Mais si tu te tiens ferme, tu finiras par te faire respecter en te montrant ferme et déterminé dans toutes les circonstances et toutes les sphères. Au milieu des conflits d'intérêts et des difficultés entrecroisées, va, la tête haute mais sans étourderie, toujours droits aux faits. Ne cherche pas l'unanimité, ne crains pas de te faire des ennemis sur le chemin de ta droiture.

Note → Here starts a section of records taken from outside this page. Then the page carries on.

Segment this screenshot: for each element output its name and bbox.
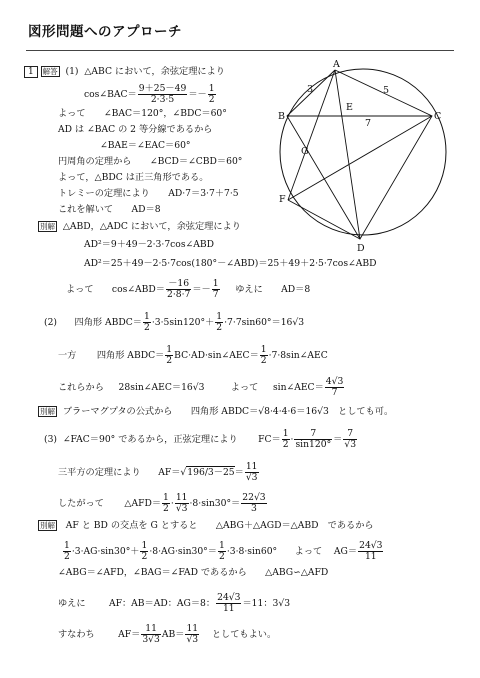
length-ac: 5 xyxy=(383,85,390,96)
segment-ad xyxy=(335,70,360,239)
sol3-alt-5: すなわち AF＝ $\frac{11}{3√3}$ AB＝ $\frac{11}{√3}$ としてもよい。 xyxy=(58,623,277,645)
sol1-line-9: これを解いて AD＝8 xyxy=(58,204,161,215)
length-bc: 7 xyxy=(365,118,372,129)
label-c: C xyxy=(434,111,442,122)
sol3-alt-4: ゆえに AF：AB＝AD：AG＝8： $\frac{24√3}{11}$ ＝11：3√3 xyxy=(58,592,291,614)
label-a: A xyxy=(333,59,340,70)
sol1-alt-4: よって cos∠ABD＝ $\frac{-16}{2\cdot 8\cdot 7}$ ＝－ $\frac{1}{7}$ ゆえに AD＝8 xyxy=(66,278,311,300)
page-title: 図形問題へのアプローチ xyxy=(28,24,182,40)
label-e: E xyxy=(346,102,353,113)
sol1-cos-bac: cos∠BAC＝ $\frac{9+25-49}{2\cdot 3\cdot 5}$ ＝－ $\frac{1}{2}$ xyxy=(84,83,215,105)
sol1-line-3: よって ∠BAC＝120°，∠BDC＝60° xyxy=(58,108,227,119)
sol2-line-1: (2) 四角形 ABDC＝ $\frac{1}{2}$ ·3·5sin120°＋ $\frac{1}{2}$ ·7·7sin60°＝16√3 xyxy=(44,311,305,333)
sol1-line-5: ∠BAE＝∠EAC＝60° xyxy=(100,140,191,151)
quad-outline xyxy=(287,70,432,239)
sol2-alt: 別解 ブラーマグプタの公式から 四角形 ABDC＝√8·4·4·6＝16√3 としても可。 xyxy=(40,406,394,417)
sol2-line-3: これらから 28sin∠AEC＝16√3 よって sin∠AEC＝ $\frac{4√3}{7}$ xyxy=(58,376,344,398)
sol1-line-intro: 1 解答 (1) △ABC において，余弦定理により xyxy=(24,66,225,78)
sol1-line-8: トレミーの定理により AD·7＝3·7＋7·5 xyxy=(58,188,239,199)
sol1-line-7: よって，△BDC は正三角形である。 xyxy=(58,172,209,183)
sol3-line-2: 三平方の定理により AF＝√196/3－25＝ $\frac{11}{√3}$ xyxy=(58,461,258,483)
sol3-alt-3: ∠ABG＝∠AFD，∠BAG＝∠FAD であるから △ABG∽△AFD xyxy=(58,567,329,578)
answer-tag: 解答 xyxy=(42,67,58,76)
sol1-alt-2: AD²＝9＋49－2·3·7cos∠ABD xyxy=(84,239,215,250)
sol3-line-3: したがって △AFD＝ $\frac{1}{2}$ · $\frac{11}{√3}$ ·8·sin30°＝ $\frac{22√3}{3}$ xyxy=(58,492,266,514)
sol3-alt-1: 別解 AF と BD の交点を G とすると △ABG＋△AGD＝△ABD であるから xyxy=(40,520,374,531)
problem-number: 1 xyxy=(24,66,38,78)
sol3-alt-2: $\frac{1}{2}$ ·3·AG·sin30°＋ $\frac{1}{2}$ ·8·AG·sin30°＝ $\frac{1}{2}$ ·3·8·sin60° よって AG＝ $\frac{24√3}{11}$ xyxy=(64,540,383,562)
title-rule xyxy=(26,50,454,51)
label-f: F xyxy=(279,194,286,205)
sol1-line-4: AD は ∠BAC の 2 等分線であるから xyxy=(58,124,213,135)
segment-fd xyxy=(288,200,360,239)
segment-fc xyxy=(288,116,432,200)
length-ab: 3 xyxy=(307,84,314,95)
circle-figure xyxy=(276,56,456,256)
sol3-line-1: (3) ∠FAC＝90° であるから，正弦定理により FC＝ $\frac{1}{2}$ · $\frac{7}{\sin 120^\circ}$ ＝ $\frac{7}{√3}$ xyxy=(44,428,357,450)
sol1-alt-1: 別解 △ABD，△ADC において，余弦定理により xyxy=(40,221,241,232)
alt-tag: 別解 xyxy=(40,222,55,231)
label-g: G xyxy=(301,146,309,157)
label-d: D xyxy=(357,243,365,254)
sol2-line-2: 一方 四角形 ABDC＝ $\frac{1}{2}$ BC·AD·sin∠AEC＝ $\frac{1}{2}$ ·7·8sin∠AEC xyxy=(58,344,328,366)
label-b: B xyxy=(278,111,285,122)
sol1-alt-3: AD²＝25＋49－2·5·7cos(180°－∠ABD)＝25＋49＋2·5·7cos∠ABD xyxy=(84,258,377,269)
sol1-line-6: 円周角の定理から ∠BCD＝∠CBD＝60° xyxy=(58,156,243,167)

Tu dois éviter la complaisance et la compromission avec tout venant. De toutes les façons, ne t'en fais pas, pendant que les troupes du mal utiliseront leurs armes basses pour te punir pour avoir agiter leurs mauvaises consciences, les agents anonymes du bien, où qu'ils seront, se joindront à ton action.
Ta persévérance finira aussi par te faire gagner la partie passive qui se ralliera tôt ou tard à toi. Les graines que tu auras semées, sans même le savoir, dans le sillon des cœurs encore rocailleux, seront en train de germer, croître et former peut-être de grands ficus dressés et dominant cet espace apparemment monotone, insouciant, voire hostile.

Ne t'avoues jamais vaincu, même si les ennemis réussissent sur toi quelques coups. Considère cela comme la perte d'une bataille qui ne fera que te stimuler pour poursuivre la guerre. Car, pour un homme courageux, la chance et l'adversité sont comme sa main droite et sa main gauche. Il se sert de l'une comme de l'autre. Les incompréhensions, tu les rencontreras même dans ta famille. En effet, la famille est une société en miniature [...]

Sébastien Katihabwa (1990); Magume ou les ombres du sentier.